Books: 2019-01

How was my month? Well, January is a fairly horrible month, generally, but I read some really nice books. It's been a long time since I read this much Fantasy, I think.

Reading list length: 439

Down Among the Sticks and Bones

I loved everything about Down Among the Sticks and Bones by Seanan McGuire. I think I might like it even better than the first volume, and knowing about the future makes the book even better – I bet it works without the added layer, too, though. Seanan shows a lot of empathy for the two very different protagonists, and the language is both relateable and lyrical. The cruel, cruel fairytale world, that still fits the children better than the cruelly boring and narrow-minded reality we live in, hits very close to home.

Rogue Protocol

In Rogue Protocol, the Murderbot Diaries by Martha Wells continue to be enjoyable – it's a bit lighter on the character building and action than the previous two volumes, and some ticks of our protagonist start to feel a bit worn-out, but I still liked it! I read it when I was feeling tired, and down, and easy and fun (but never too easy, or too fun) books like these are the best thing next to hot chocolate for moods like that.

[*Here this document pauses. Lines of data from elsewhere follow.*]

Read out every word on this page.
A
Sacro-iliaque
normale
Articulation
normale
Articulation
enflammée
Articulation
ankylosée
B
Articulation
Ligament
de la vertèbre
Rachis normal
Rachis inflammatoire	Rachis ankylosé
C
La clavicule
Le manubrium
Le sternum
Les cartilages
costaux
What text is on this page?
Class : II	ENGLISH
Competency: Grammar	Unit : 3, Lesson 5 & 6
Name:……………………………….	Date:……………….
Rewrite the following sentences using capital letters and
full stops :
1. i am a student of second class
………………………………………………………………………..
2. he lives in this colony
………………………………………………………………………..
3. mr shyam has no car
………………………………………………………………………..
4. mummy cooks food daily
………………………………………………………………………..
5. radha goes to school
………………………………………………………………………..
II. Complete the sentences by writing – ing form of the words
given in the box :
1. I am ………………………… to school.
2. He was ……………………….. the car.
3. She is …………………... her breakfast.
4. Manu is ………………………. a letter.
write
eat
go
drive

Nevernight is nice fantasy – setting-wise, it's pretty similar to Red Sister, all about a young girl assassin going to a slightly religious assassin school, but it's pretty different in style. I think I liked Red Sister more (seeing as it has less Chosen One and more realism), and the witty banter-y narrator of Nevernight was a bit predictable sometimes. But the style was very Bartimaeus-esque, so this should be a book that fits many people's interests and likes.

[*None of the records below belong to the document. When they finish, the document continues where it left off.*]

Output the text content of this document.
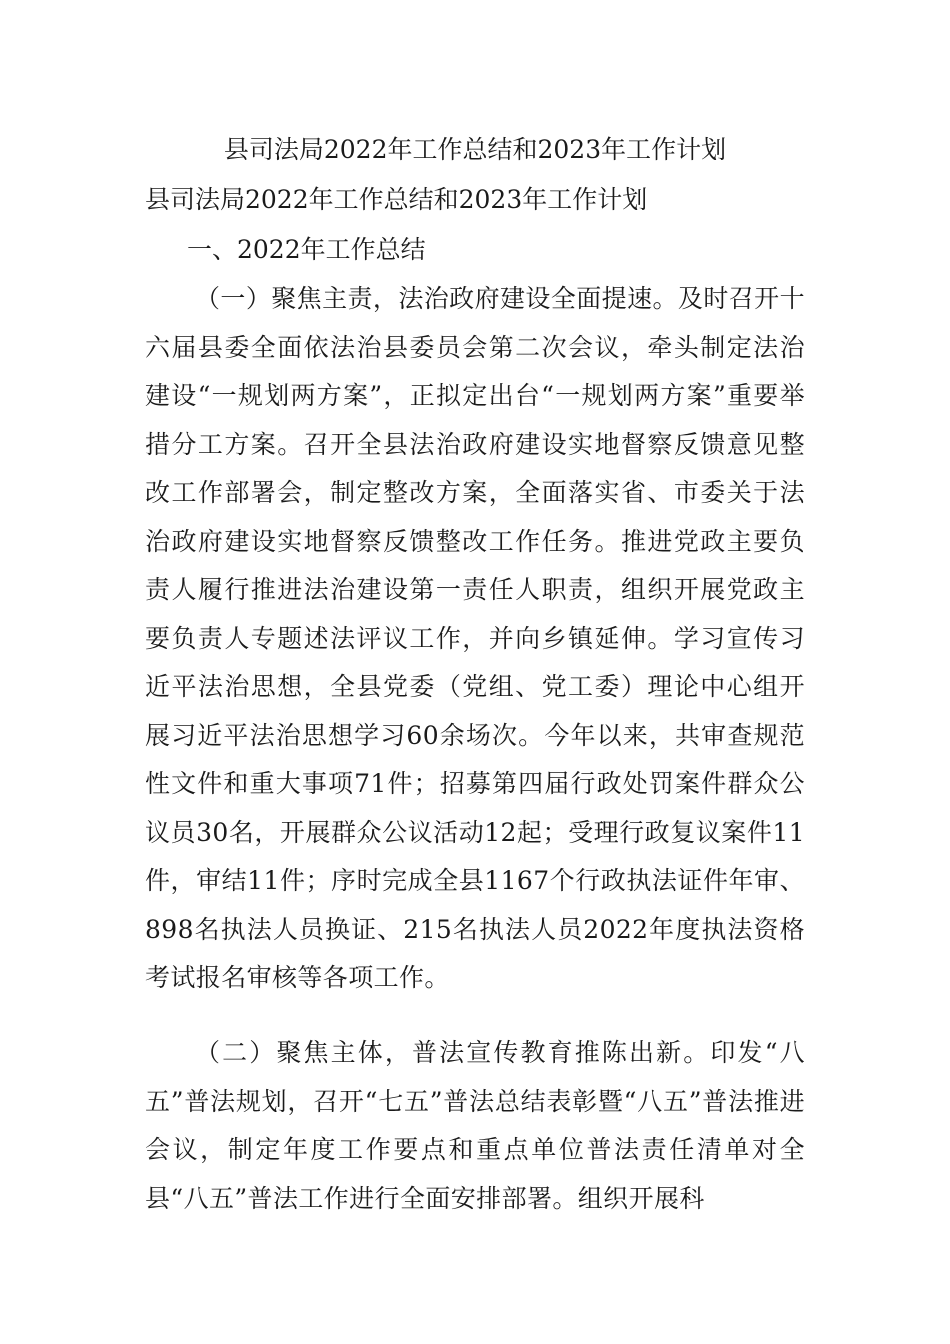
县司法局2022年工作总结和2023年工作计划
县司法局2022年工作总结和2023年工作计划
一、2022年工作总结
（一）聚焦主责，法治政府建设全面提速。及时召开十六届县委全面依法治县委员会第二次会议，牵头制定法治建设“一规划两方案”，正拟定出台“一规划两方案”重要举措分工方案。召开全县法治政府建设实地督察反馈意见整改工作部署会，制定整改方案，全面落实省、市委关于法治政府建设实地督察反馈整改工作任务。推进党政主要负责人履行推进法治建设第一责任人职责，组织开展党政主要负责人专题述法评议工作，并向乡镇延伸。学习宣传习近平法治思想，全县党委（党组、党工委）理论中心组开展习近平法治思想学习60余场次。今年以来，共审查规范性文件和重大事项71件；招募第四届行政处罚案件群众公议员30名，开展群众公议活动12起；受理行政复议案件11件，审结11件；序时完成全县1167个行政执法证件年审、898名执法人员换证、215名执法人员2022年度执法资格考试报名审核等各项工作。
（二）聚焦主体，普法宣传教育推陈出新。印发“八五”普法规划，召开“七五”普法总结表彰暨“八五”普法推进会议，制定年度工作要点和重点单位普法责任清单对全县“八五”普法工作进行全面安排部署。组织开展科
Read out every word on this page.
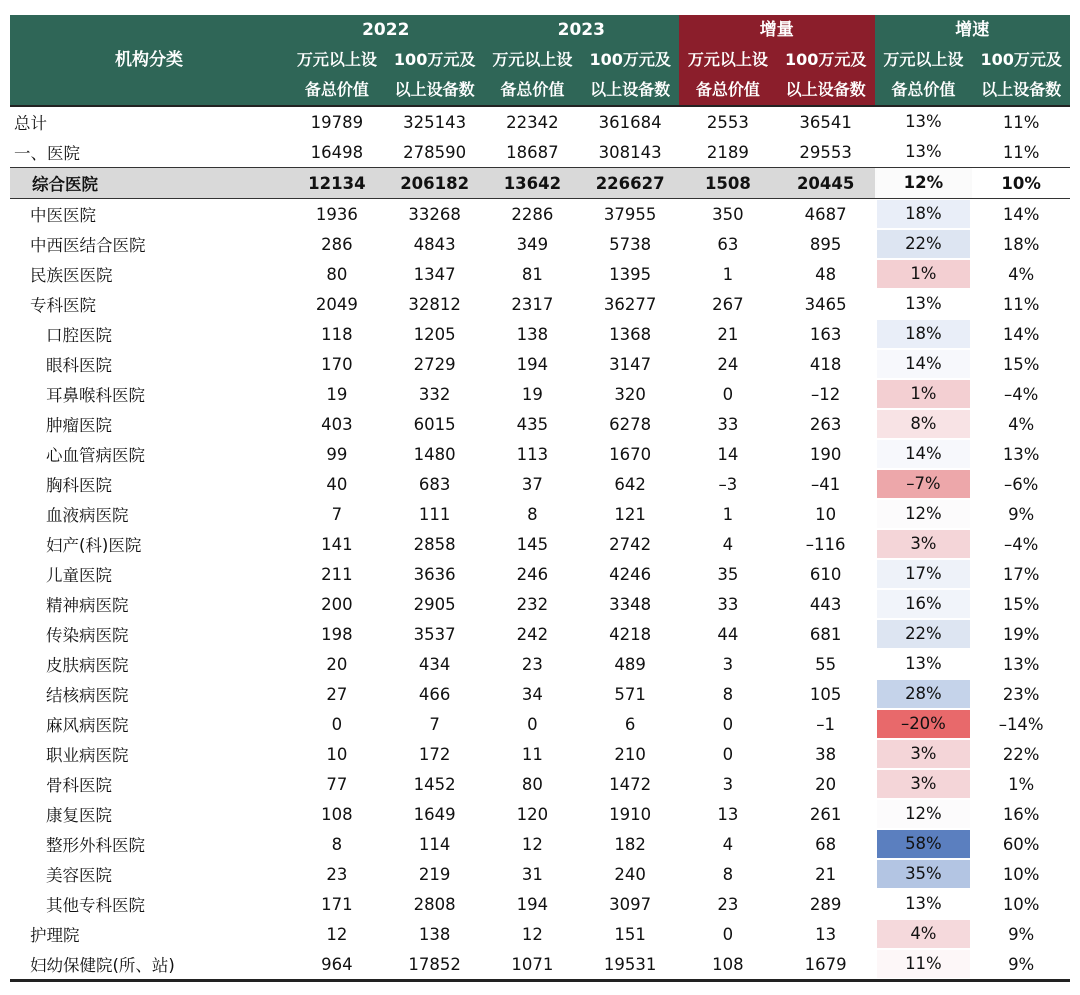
机构分类	2022		2023		增量		增速	
	万元以上设	100万元及	万元以上设	100万元及	万元以上设	100万元及	万元以上设	100万元及
	备总价值	以上设备数	备总价值	以上设备数	备总价值	以上设备数	备总价值	以上设备数
总计	19789	325143	22342	361684	2553	36541	13%	11%
一、医院	16498	278590	18687	308143	2189	29553	13%	11%
综合医院	12134	206182	13642	226627	1508	20445	12%	10%
中医医院	1936	33268	2286	37955	350	4687	18%	14%
中西医结合医院	286	4843	349	5738	63	895	22%	18%
民族医医院	80	1347	81	1395	1	48	1%	4%
专科医院	2049	32812	2317	36277	267	3465	13%	11%
口腔医院	118	1205	138	1368	21	163	18%	14%
眼科医院	170	2729	194	3147	24	418	14%	15%
耳鼻喉科医院	19	332	19	320	0	–12	1%	–4%
肿瘤医院	403	6015	435	6278	33	263	8%	4%
心血管病医院	99	1480	113	1670	14	190	14%	13%
胸科医院	40	683	37	642	–3	–41	–7%	–6%
血液病医院	7	111	8	121	1	10	12%	9%
妇产(科)医院	141	2858	145	2742	4	–116	3%	–4%
儿童医院	211	3636	246	4246	35	610	17%	17%
精神病医院	200	2905	232	3348	33	443	16%	15%
传染病医院	198	3537	242	4218	44	681	22%	19%
皮肤病医院	20	434	23	489	3	55	13%	13%
结核病医院	27	466	34	571	8	105	28%	23%
麻风病医院	0	7	0	6	0	–1	–20%	–14%
职业病医院	10	172	11	210	0	38	3%	22%
骨科医院	77	1452	80	1472	3	20	3%	1%
康复医院	108	1649	120	1910	13	261	12%	16%
整形外科医院	8	114	12	182	4	68	58%	60%
美容医院	23	219	31	240	8	21	35%	10%
其他专科医院	171	2808	194	3097	23	289	13%	10%
护理院	12	138	12	151	0	13	4%	9%
妇幼保健院(所、站)	964	17852	1071	19531	108	1679	11%	9%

Through most of Blindsight, I thought this was a typical scifi novel – better than most, sure, because the aliens were truly alien, and incomprehensible, and the humans had real characters, and futuristic modifications, and were clever, while engaging with this unknown and potentially unknowable alien, far from home, to save/represent Earth.

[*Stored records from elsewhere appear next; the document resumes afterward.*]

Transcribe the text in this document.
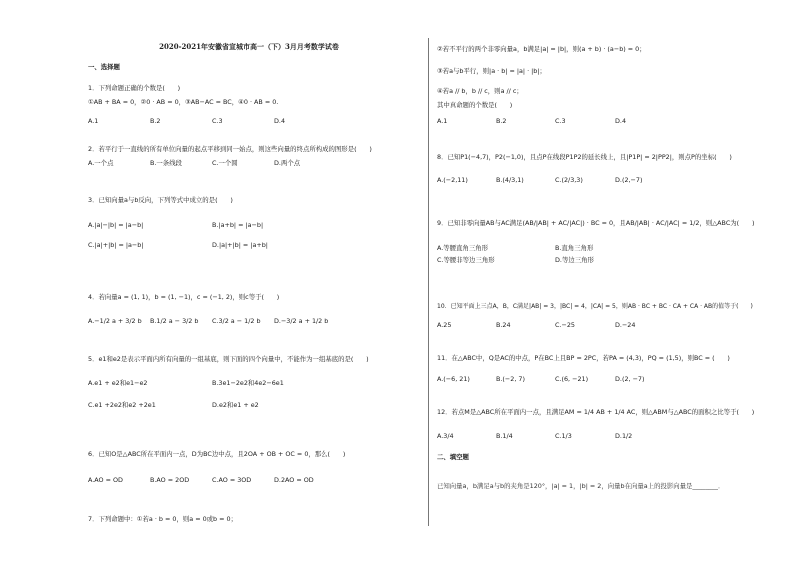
2020-2021年安徽省宣城市高一（下）3月月考数学试卷
一、选择题
1．下列命题正确的个数是(　　)
①AB + BA = 0，②0 · AB = 0，③AB−AC = BC，④0 · AB = 0.
A.1	B.2	C.3	D.4
2．若平行于一直线的所有单位向量的起点平移到同一始点，则这些向量的终点所构成的图形是(　　)
A.一个点	B.一条线段	C.一个圆	D.两个点
3．已知向量a与b反向，下列等式中成立的是(　　)
A.|a|−|b| = |a−b|	B.|a+b| = |a−b|
C.|a|+|b| = |a−b|	D.|a|+|b| = |a+b|
4．若向量a = (1, 1)，b = (1, −1)，c = (−1, 2)，则c等于(　　)
A.−1/2 a + 3/2 b B.1/2 a − 3/2 b C.3/2 a − 1/2 b D.−3/2 a + 1/2 b
5．e1和e2是表示平面内所有向量的一组基底，则下面的四个向量中，不能作为一组基底的是(　　)
A.e1 + e2和e1−e2	B.3e1−2e2和4e2−6e1
C.e1 +2e2和e2 +2e1	D.e2和e1 + e2
6．已知O是△ABC所在平面内一点，D为BC边中点，且2OA + OB + OC = 0，那么(　　)
A.AO = OD	B.AO = 2OD	C.AO = 3OD	D.2AO = OD
7．下列命题中：①若a · b = 0，则a = 0或b = 0；
②若不平行的两个非零向量a，b满足|a| = |b|，则(a + b) · (a−b) = 0；
③若a与b平行，则|a · b| = |a| · |b|；
④若a // b，b // c，则a // c；
其中真命题的个数是(　　)
A.1	B.2	C.3	D.4
8．已知P1(−4,7)，P2(−1,0)，且点P在线段P1P2的延长线上，且|P1P| = 2|PP2|，则点P的坐标(　　)
A.(−2,11)	B.(4/3,1)	C.(2/3,3)	D.(2,−7)
9．已知非零向量AB与AC满足(AB/|AB| + AC/|AC|) · BC = 0，且AB/|AB| · AC/|AC| = 1/2，则△ABC为(　　)
A.等腰直角三角形	B.直角三角形
C.等腰非等边三角形	D.等边三角形
10．已知平面上三点A，B，C满足|AB| = 3，|BC| = 4，|CA| = 5，则AB · BC + BC · CA + CA · AB的值等于(　　)
A.25	B.24	C.−25	D.−24
11．在△ABC中，Q是AC的中点，P在BC上且BP = 2PC，若PA = (4,3)，PQ = (1,5)，则BC = (　　)
A.(−6, 21)	B.(−2, 7)	C.(6, −21)	D.(2, −7)
12．若点M是△ABC所在平面内一点，且满足AM = 1/4 AB + 1/4 AC，则△ABM与△ABC的面积之比等于(　　)
A.3/4	B.1/4	C.1/3	D.1/2
二、填空题
已知向量a，b满足a与b的夹角是120°，|a| = 1，|b| = 2，向量b在向量a上的投影向量是________．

But then, Peter Watts had to go and pack a final twist, sending me thinking about the correlations of intelligence and awareness, and the consequences of his novel, for the next days. This book packs a punch, and it's only in the very end that you spot it. I loved it. (Not least due to the appendix, where he lists all the recent science and studies that influenced his book, and which parts of it might feasibly be possible soon.)

Tower Lord

I thoroughly enjoyed Tower Lord (second volume of Anthony Ryan's Raven's Shadow series). It's good fantasy, with a careful mix of known elements (the weary hero who is always right, the young fighting gutter princess, the clever queen, superstitions everywhere, evil religion, good agnostics, magic coming true, prophecies, etc), but mixes it up sufficiently that the story arc is never completely clear. We get good character development on two major and a couple of minor fronts, and I enjoyed how the pieces came together in the end. Even though it's no high literature, I'm looking forward to the conclusion.

Wool Omnibus

The Wool Omnibus is a collection of truly good scifi – the old trope of isolated humans in a post-apocalyptic world, but without a huge predictable arc. You can predict some things some of the time, but not a lot, which I always appreciate. It's kind of depressing, but drew me in by showing realistic worlds and characters, and posing some pretty hard ethics questions.

Short Stories

  • Probably Still the Chose One is a lovely fantasy short story. Given the choice of reading the Narnia books or this story, I'd go with the story, which goes on about many of the same things (but then again, I never liked Lewis and his Christianity-inserts).
  • Nussia is a short story that describes the first alien exchange student, who comes to a black family in the Bronx. The writing felt very uneven, and the plot a bit directionless, so even though the idea is nice, the story didn't capture me at all.
  • Umbernight is a strong science-fiction story, telling us about settlers on a harsh alien planet – the story and the setting were crafted very well, and felt real and relateable. The weak suit of the story was the writing which frequently felt like it lost its rhythm.
  • Crossing a trans guy's story with Jurassic Park. Occasionally sweet, but also a bit unfocussed.
  • The Last Voyage or Skidbladnir is an okay scifi short story – too predictable for my tastes, and the switch between concrete scenes and dream-like time skips feel unfinished. But the concept of sentient space ships is always a nice one.
  • The Egg is a wonderful little, tiny, short story by Andy Weir. I first read it some years back, but it always stayed with me, just in the back of my head. Now I came across it again, and I thought I should share the goodness with you.

Do not recommend

  • I did not finish Gardens of the Moon – I gave up after a month, and that's saying something with 180+ read things in 2018. I just wasn't feeling it. It dragged on and on and on and – I'm sure this is a good book to many, and I have the feeling that the thing missing in Dune is also costing me Gardens of the Moon, but I won't even try this again.
  • Man, Octavia Butler doesn't do nice – in the end, there's always violence/rape/horror. I'm starting to see a little too many parallels between her books in terms of characters involved, and the general feeling/direction, so I'll probably lay off them for a while. I still enjoyed Clay's Ark (which is part of the Patternmaster series, although VERY loosely connected), but it's not a book I'd care to read again.